ランチ営業後から夜の営業開始までの時間などをアイドルタイムと呼ぶが、このアイドルタイムという呼び方は、店が暇になるという、店側の視点での呼び方である場合が多い。こうしたマイナスイメージにとらわれたら発想が貧弱になる。お客視点でみれば、アイドルタイムは慌しくなく、他のお客に気兼ねなくくつろげる時間だ。このプラス面を強調したメニュー販促も工夫できる。

例えば、東京・銀座のある和食店では、昼の一番忙しい時間帯の後、14時~17時にだけ売る限定ランチが人気を博している。

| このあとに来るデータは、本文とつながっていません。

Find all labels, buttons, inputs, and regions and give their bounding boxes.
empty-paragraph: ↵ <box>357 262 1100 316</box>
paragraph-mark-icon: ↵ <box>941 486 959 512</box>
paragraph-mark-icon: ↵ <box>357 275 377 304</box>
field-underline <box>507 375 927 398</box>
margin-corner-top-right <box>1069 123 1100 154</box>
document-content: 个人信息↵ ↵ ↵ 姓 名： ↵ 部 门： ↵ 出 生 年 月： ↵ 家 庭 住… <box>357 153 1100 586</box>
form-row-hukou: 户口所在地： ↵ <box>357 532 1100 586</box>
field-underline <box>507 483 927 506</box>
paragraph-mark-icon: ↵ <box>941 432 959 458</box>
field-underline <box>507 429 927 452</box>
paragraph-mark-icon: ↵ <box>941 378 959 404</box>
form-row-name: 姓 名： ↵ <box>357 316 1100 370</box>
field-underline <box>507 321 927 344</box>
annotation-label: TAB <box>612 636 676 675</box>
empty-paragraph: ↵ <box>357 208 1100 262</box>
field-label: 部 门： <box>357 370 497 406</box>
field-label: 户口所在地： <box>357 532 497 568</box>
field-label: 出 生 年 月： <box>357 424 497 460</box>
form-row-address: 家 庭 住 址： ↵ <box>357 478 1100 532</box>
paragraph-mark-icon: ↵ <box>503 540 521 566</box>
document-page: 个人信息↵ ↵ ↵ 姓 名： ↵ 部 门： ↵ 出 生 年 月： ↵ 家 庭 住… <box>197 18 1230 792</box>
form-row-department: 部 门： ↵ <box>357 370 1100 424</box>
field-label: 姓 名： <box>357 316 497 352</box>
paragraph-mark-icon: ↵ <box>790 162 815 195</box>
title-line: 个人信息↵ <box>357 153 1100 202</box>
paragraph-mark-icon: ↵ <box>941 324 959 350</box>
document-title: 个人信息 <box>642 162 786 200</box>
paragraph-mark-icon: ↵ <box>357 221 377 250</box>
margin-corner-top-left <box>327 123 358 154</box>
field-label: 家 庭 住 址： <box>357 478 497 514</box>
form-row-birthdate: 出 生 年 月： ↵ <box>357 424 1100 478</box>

そのメニューは「大皿盛り込み会席」と銘打ち、大皿に前菜や焼き物、揚げ物など15品も盛られた内容。通常のランチメニューより高い価格設定であるにも関わらず、「ハレの食事」を演出する内容と、くつろげる時間帯での提供で、銀座で買い物や観劇の後に立ち寄るお客から注文を集めている。

スターバックスコーヒーなど、セルフ方式のカフェではアイドルタイムにコーヒーの試飲サービスを行なうところもあります。手の空いた時間にメニューの宣伝を行なうだけでなく、貴重な接客チャンスととらえて、お客とのコミュニケーションを図るわけです。